By February 26 (11:59 PM ET):

  • Complete a system inventory
  • Configure external log storage
  • Collect forensic artifacts including admin core dumps and /home directories

By February 27 (5:00 PM ET):

  • Apply Cisco's patches for CVE-2026-20127 and CVE-2022-20775

By March 5:

  • Submit detailed inventory and artifact collection results

By March 12:

  • Complete network hardening measures per Cisco's guidelines

This builds on CISA's broader push to address network edge device risks. The agency's Binding Operational Directive 26-02 from earlier this month already required agencies to inventory and replace end-of-life edge equipment—a directive that looks increasingly prescient given today's disclosure.

Why This Matters

SD-WAN adoption has exploded over the past five years as organizations moved away from expensive MPLS links toward software-defined networking. Cisco commands a significant share of this market, particularly in federal government and critical infrastructure sectors.

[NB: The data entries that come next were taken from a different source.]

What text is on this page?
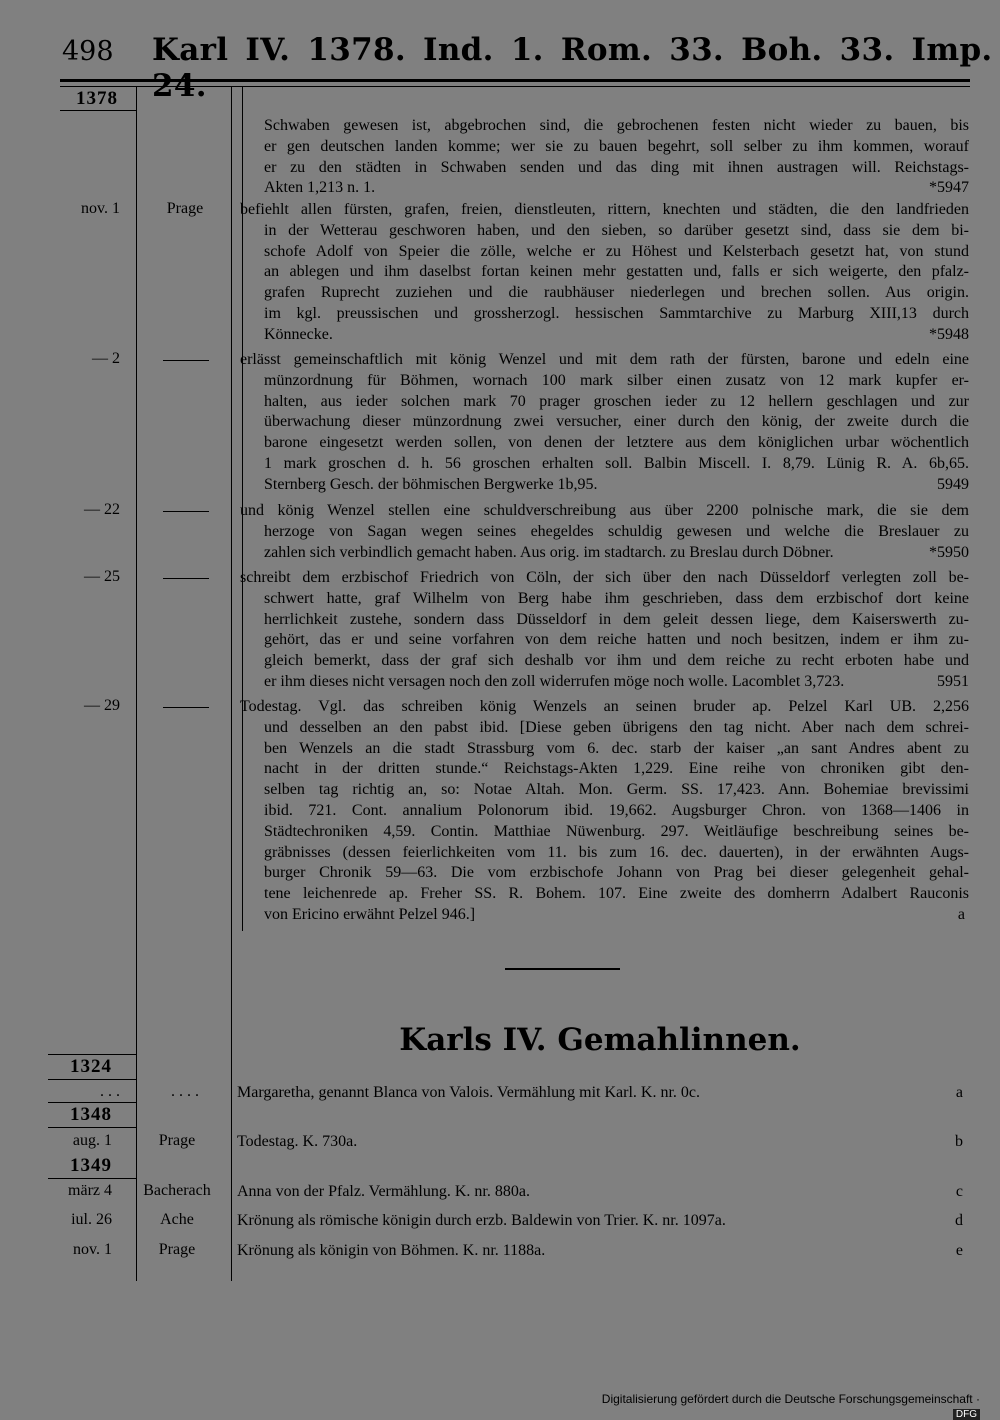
498 Karl IV. 1378. Ind. 1. Rom. 33. Boh. 33. Imp.
1378
Schwaben gewesen ist, abgebrochen sind, die gebrochenen festen nicht wieder zu bauen, bis
er gen deutschen landen komme; wer sie zu bauen begehrt, soll selber zu ihm kommen, worauf
er zu den städten in Schwaben senden und das ding mit ihnen austragen will. Reichstags-
Akten 1,213 n. 1.	*5947
nov. 1	Prage	befiehlt allen fürsten, grafen, freien, dienstleuten, rittern, knechten und städten, die den landfrieden
in der Wetterau geschworen haben, und den sieben, so darüber gesetzt sind, dass sie dem bi-
schofe Adolf von Speier die zölle, welche er zu Höhest und Kelsterbach gesetzt hat, von stund
an ablegen und ihm daselbst fortan keinen mehr gestatten und, falls er sich weigerte, den pfalz-
grafen Ruprecht zuziehen und die raubhäuser niederlegen und brechen sollen. Aus origin.
im kgl. preussischen und grossherzogl. hessischen Sammtarchive zu Marburg XIII,13 durch
Könnecke.	*5948
— 2	erlässt gemeinschaftlich mit könig Wenzel und mit dem rath der fürsten, barone und edeln eine
münzordnung für Böhmen, wornach 100 mark silber einen zusatz von 12 mark kupfer er-
halten, aus ieder solchen mark 70 prager groschen ieder zu 12 hellern geschlagen und zur
überwachung dieser münzordnung zwei versucher, einer durch den könig, der zweite durch die
barone eingesetzt werden sollen, von denen der letztere aus dem königlichen urbar wöchentlich
1 mark groschen d. h. 56 groschen erhalten soll. Balbin Miscell. I. 8,79. Lünig R. A. 6b,65.
Sternberg Gesch. der böhmischen Bergwerke 1b,95.	5949
— 22	und könig Wenzel stellen eine schuldverschreibung aus über 2200 polnische mark, die sie dem
herzoge von Sagan wegen seines ehegeldes schuldig gewesen und welche die Breslauer zu
zahlen sich verbindlich gemacht haben. Aus orig. im stadtarch. zu Breslau durch Döbner.	*5950
— 25	schreibt dem erzbischof Friedrich von Cöln, der sich über den nach Düsseldorf verlegten zoll be-
schwert hatte, graf Wilhelm von Berg habe ihm geschrieben, dass dem erzbischof dort keine
herrlichkeit zustehe, sondern dass Düsseldorf in dem geleit dessen liege, dem Kaiserswerth zu-
gehört, das er und seine vorfahren von dem reiche hatten und noch besitzen, indem er ihm zu-
gleich bemerkt, dass der graf sich deshalb vor ihm und dem reiche zu recht erboten habe und
er ihm dieses nicht versagen noch den zoll widerrufen möge noch wolle. Lacomblet 3,723.	5951
— 29	Todestag. Vgl. das schreiben könig Wenzels an seinen bruder ap. Pelzel Karl UB. 2,256
und desselben an den pabst ibid. [Diese geben übrigens den tag nicht. Aber nach dem schrei-
ben Wenzels an die stadt Strassburg vom 6. dec. starb der kaiser „an sant Andres abent zu
nacht in der dritten stunde.“ Reichstags-Akten 1,229. Eine reihe von chroniken gibt den-
selben tag richtig an, so: Notae Altah. Mon. Germ. SS. 17,423. Ann. Bohemiae brevissimi
ibid. 721. Cont. annalium Polonorum ibid. 19,662. Augsburger Chron. von 1368—1406 in
Städtechroniken 4,59. Contin. Matthiae Nüwenburg. 297. Weitläufige beschreibung seines be-
gräbnisses (dessen feierlichkeiten vom 11. bis zum 16. dec. dauerten), in der erwähnten Augs-
burger Chronik 59—63. Die vom erzbischofe Johann von Prag bei dieser gelegenheit gehal-
tene leichenrede ap. Freher SS. R. Bohem. 107. Eine zweite des domherrn Adalbert Rauconis
von Ericino erwähnt Pelzel 946.]	a
Karls IV. Gemahlinnen.
1324
. . .	. . . .	Margaretha, genannt Blanca von Valois. Vermählung mit Karl. K. nr. 0c.	a
1348
aug. 1	Prage	Todestag. K. 730a.	b
1349
märz 4	Bacherach	Anna von der Pfalz. Vermählung. K. nr. 880a.	c
iul. 26	Ache	Krönung als römische königin durch erzb. Baldewin von Trier. K. nr. 1097a.	d
nov. 1	Prage	Krönung als königin von Böhmen. K. nr. 1188a.	e
Digitalisierung gefördert durch die Deutsche Forschungsgemeinschaft · DFG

A CVSS 10.0 vulnerability with three years of confirmed exploitation in these environments isn't just a patch-and-forget situation. Organizations need to assume compromise and hunt backward through their logs—or accept that the logs may have been tampered with.

For private sector organizations running Cisco Catalyst SD-WAN, the same urgency applies. No workarounds exist for CVE-2026-20127. The only remediation is patching, and given the sophistication of the attackers involved, the window for safe operation is already closed.

Check Cisco's security advisory for the specific fixed software versions and upgrade paths for your deployment. If you're running SD-WAN in any critical environment, treat this as a drop-everything priority.